Wilhelmina Smith
Biographie Wilhelmina Smith
Wilhelmina Smith
is an artist of intense commitment, poetic insight and dazzling versatility. She is a cellist whose artistic mission embraces a conversation through music, one that enthusiastically encompasses the music of the present placed within the context of a living past. As a soloist and recitalist as well as a collaborative musician and festival director, Mina has consistently advocated for composers with whom she has developed vital relationships, to have their music creatively positioned within an intellectually engaging context and performed with the utmost passion and technical assurance.
Ms. Smith was awarded a 2015-2016 McKnight Artist Fellowship for Performing Musicians. She made her solo debut with the Philadelphia Orchestra while a student at the Curtis Institute of Music and in 1997 was a prizewinner in the Leonard Rose International Cello Competition.
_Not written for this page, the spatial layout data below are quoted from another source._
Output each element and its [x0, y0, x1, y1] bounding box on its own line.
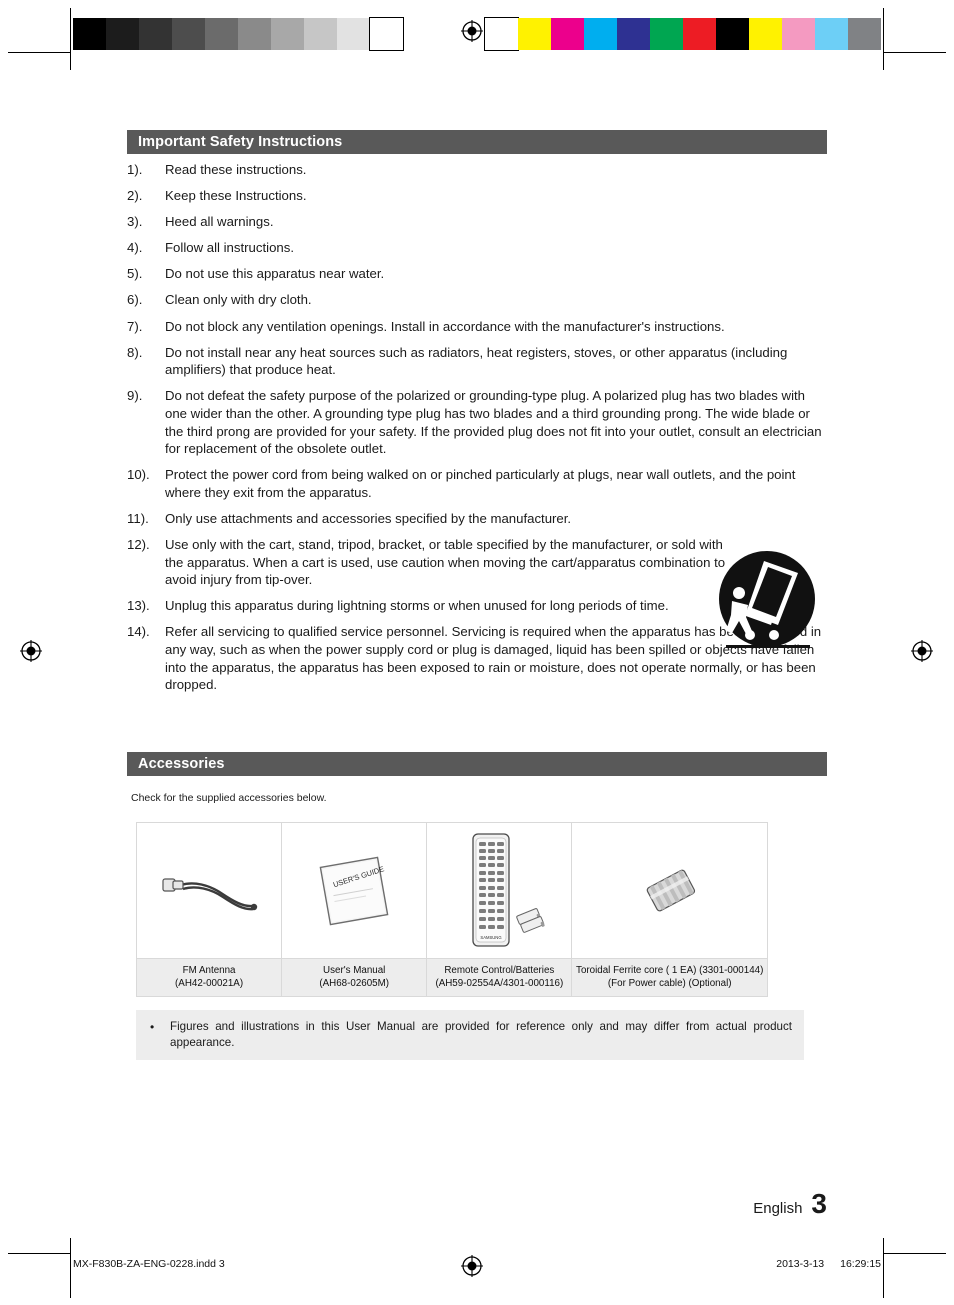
- users-manual-image: USER'S GUIDE: [282, 823, 427, 958]
- print-time: 16:29:15: [840, 1258, 881, 1270]
- accessory-cell-remote-control: SAMSUNG Remote Control/Batteries (AH59-0…: [427, 823, 573, 996]
- accessory-cell-users-manual: USER'S GUIDE User's Manual (AH68-02605M): [282, 823, 428, 996]
- safety-instruction-item: 5). Do not use this apparatus near water.: [127, 265, 827, 283]
- accessory-name: FM Antenna: [182, 965, 236, 976]
- section-heading-accessories: Accessories: [127, 752, 827, 776]
- safety-instruction-item: 12). Use only with the cart, stand, tripo…: [127, 536, 730, 589]
- safety-item-number: 7).: [127, 318, 143, 334]
- safety-item-text: Only use attachments and accessories spe…: [165, 510, 572, 526]
- note-text: Figures and illustrations in this User M…: [170, 1020, 792, 1049]
- accessories-table: FM Antenna (AH42-00021A) USER'S GUIDE Us…: [136, 822, 768, 997]
- safety-instruction-item: 11). Only use attachments and accessories…: [127, 510, 827, 528]
- cart-tipover-warning-icon: [712, 549, 824, 653]
- note-bullet: •: [150, 1020, 155, 1034]
- accessory-code: (AH59-02554A/4301-000116): [435, 977, 564, 989]
- safety-item-number: 9).: [127, 388, 143, 404]
- accessory-label-users-manual: User's Manual (AH68-02605M): [282, 958, 427, 996]
- safety-item-text: Do not use this apparatus near water.: [165, 266, 385, 282]
- print-date: 2013-3-13: [776, 1258, 825, 1270]
- print-filename: MX-F830B-ZA-ENG-0228.indd 3: [73, 1258, 225, 1270]
- accessory-label-remote-control: Remote Control/Batteries (AH59-02554A/43…: [427, 958, 572, 996]
- safety-item-text: Do not install near any heat sources suc…: [165, 344, 788, 378]
- safety-instruction-item: 7). Do not block any ventilation openings…: [127, 318, 827, 336]
- safety-item-number: 6).: [127, 292, 143, 308]
- accessory-code: (AH42-00021A): [175, 977, 244, 989]
- safety-item-number: 4).: [127, 240, 143, 256]
- print-timestamp: 2013-3-13 16:29:15: [776, 1258, 881, 1270]
- section-heading-safety: Important Safety Instructions: [127, 130, 827, 154]
- safety-item-text: Unplug this apparatus during lightning s…: [165, 598, 669, 614]
- accessory-name: Toroidal Ferrite core ( 1 EA) (3301-0001…: [576, 965, 764, 976]
- accessory-code: (For Power cable) (Optional): [607, 977, 732, 989]
- safety-item-text: Heed all warnings.: [165, 214, 274, 230]
- safety-instruction-item: 8). Do not install near any heat sources …: [127, 344, 827, 379]
- safety-item-number: 1).: [127, 162, 143, 177]
- ferrite-core-image: [572, 823, 768, 958]
- footer-page-number: 3: [811, 1188, 827, 1219]
- safety-item-number: 8).: [127, 344, 143, 360]
- safety-item-text: Do not defeat the safety purpose of the …: [165, 388, 822, 457]
- accessory-cell-fm-antenna: FM Antenna (AH42-00021A): [137, 823, 283, 996]
- safety-item-number: 10).: [127, 467, 150, 483]
- accessory-name: User's Manual: [323, 965, 386, 976]
- safety-item-number: 2).: [127, 188, 143, 204]
- fm-antenna-image: [137, 823, 282, 958]
- safety-instruction-item: 1). Read these instructions.: [127, 161, 827, 179]
- accessory-code: (AH68-02605M): [319, 977, 390, 989]
- safety-item-number: 5).: [127, 266, 143, 282]
- safety-instruction-item: 4). Follow all instructions.: [127, 239, 827, 257]
- accessories-note-box: • Figures and illustrations in this User…: [136, 1010, 804, 1060]
- safety-item-number: 13).: [127, 598, 150, 614]
- accessory-label-fm-antenna: FM Antenna (AH42-00021A): [137, 958, 282, 996]
- safety-instruction-item: 2). Keep these Instructions.: [127, 187, 827, 205]
- remote-brand-text: SAMSUNG: [481, 935, 502, 940]
- safety-item-text: Protect the power cord from being walked…: [165, 467, 796, 500]
- safety-instruction-item: 9). Do not defeat the safety purpose of t…: [127, 387, 827, 457]
- safety-item-text: Do not block any ventilation openings. I…: [165, 318, 725, 334]
- safety-item-text: Follow all instructions.: [165, 240, 294, 256]
- safety-item-text: Clean only with dry cloth.: [165, 292, 312, 308]
- manual-page: Important Safety Instructions 1). Read th…: [0, 0, 954, 1305]
- safety-instruction-item: 10). Protect the power cord from being wa…: [127, 466, 827, 501]
- safety-item-number: 12).: [127, 537, 150, 552]
- accessories-check-note: Check for the supplied accessories below…: [131, 792, 327, 804]
- page-footer: English 3: [753, 1188, 827, 1220]
- accessory-name: Remote Control/Batteries: [444, 965, 555, 976]
- accessory-label-ferrite-core: Toroidal Ferrite core ( 1 EA) (3301-0001…: [572, 958, 768, 996]
- safety-item-number: 14).: [127, 624, 150, 640]
- footer-language: English: [753, 1200, 803, 1217]
- safety-item-text: Keep these Instructions.: [165, 188, 307, 204]
- safety-instruction-item: 3). Heed all warnings.: [127, 213, 827, 231]
- safety-item-text: Read these instructions.: [165, 162, 307, 177]
- accessory-cell-ferrite-core: Toroidal Ferrite core ( 1 EA) (3301-0001…: [572, 823, 768, 996]
- safety-instruction-item: 6). Clean only with dry cloth.: [127, 291, 827, 309]
- safety-item-number: 3).: [127, 214, 143, 230]
- remote-control-image: SAMSUNG: [427, 823, 572, 958]
- safety-instruction-item: 13). Unplug this apparatus during lightni…: [127, 597, 730, 615]
- safety-item-number: 11).: [127, 510, 149, 526]
- safety-item-text: Use only with the cart, stand, tripod, b…: [165, 537, 726, 588]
She has been soloist with orchestras nationally and internationally including the Orquesta Millenium of Guatemala and the Ural Philharmonic Orchestra of Russia and has performed recitals across the US and Japan.
She has been a guest artist with the Philadelphia and Boston Chamber Music Societies, and the Chamber Music Society of Lincoln Center, and is a founding member of Music from Copland House. She has performed regularly in festivals such as the Marlboro Music Festival and Santa Fe Chamber Music Festival. In 2005, she formed the Variation String Trio with violinist Jennifer Koh and violist Hsin-Yun Huang, a group that has performed across the US and Europe, and in 2012 formed a piano trio with pianist Lydia Artymiw and violinist Erin Keefe. She is founder and Artistic Director of Salt Bay Chamberfest, on the coast of Maine; a festival that has been home to performers and composers of international renown for over two decades.
Ms. Smith’s solo CD of sonatas by Britten and Schnittke with pianist Thomas Sauer was released on the Arabesque label in 2006. Her recordings of chamber music include the complete chamber works of Aaron Copland, and works by Sebastian Currier, John Musto, Pierre Jalbert, Jennifer Higdon, Tamar Muskal, Kaija Saariaho, Osvaldo Golijov, Michael Torke, and Aaron Jay Kernis.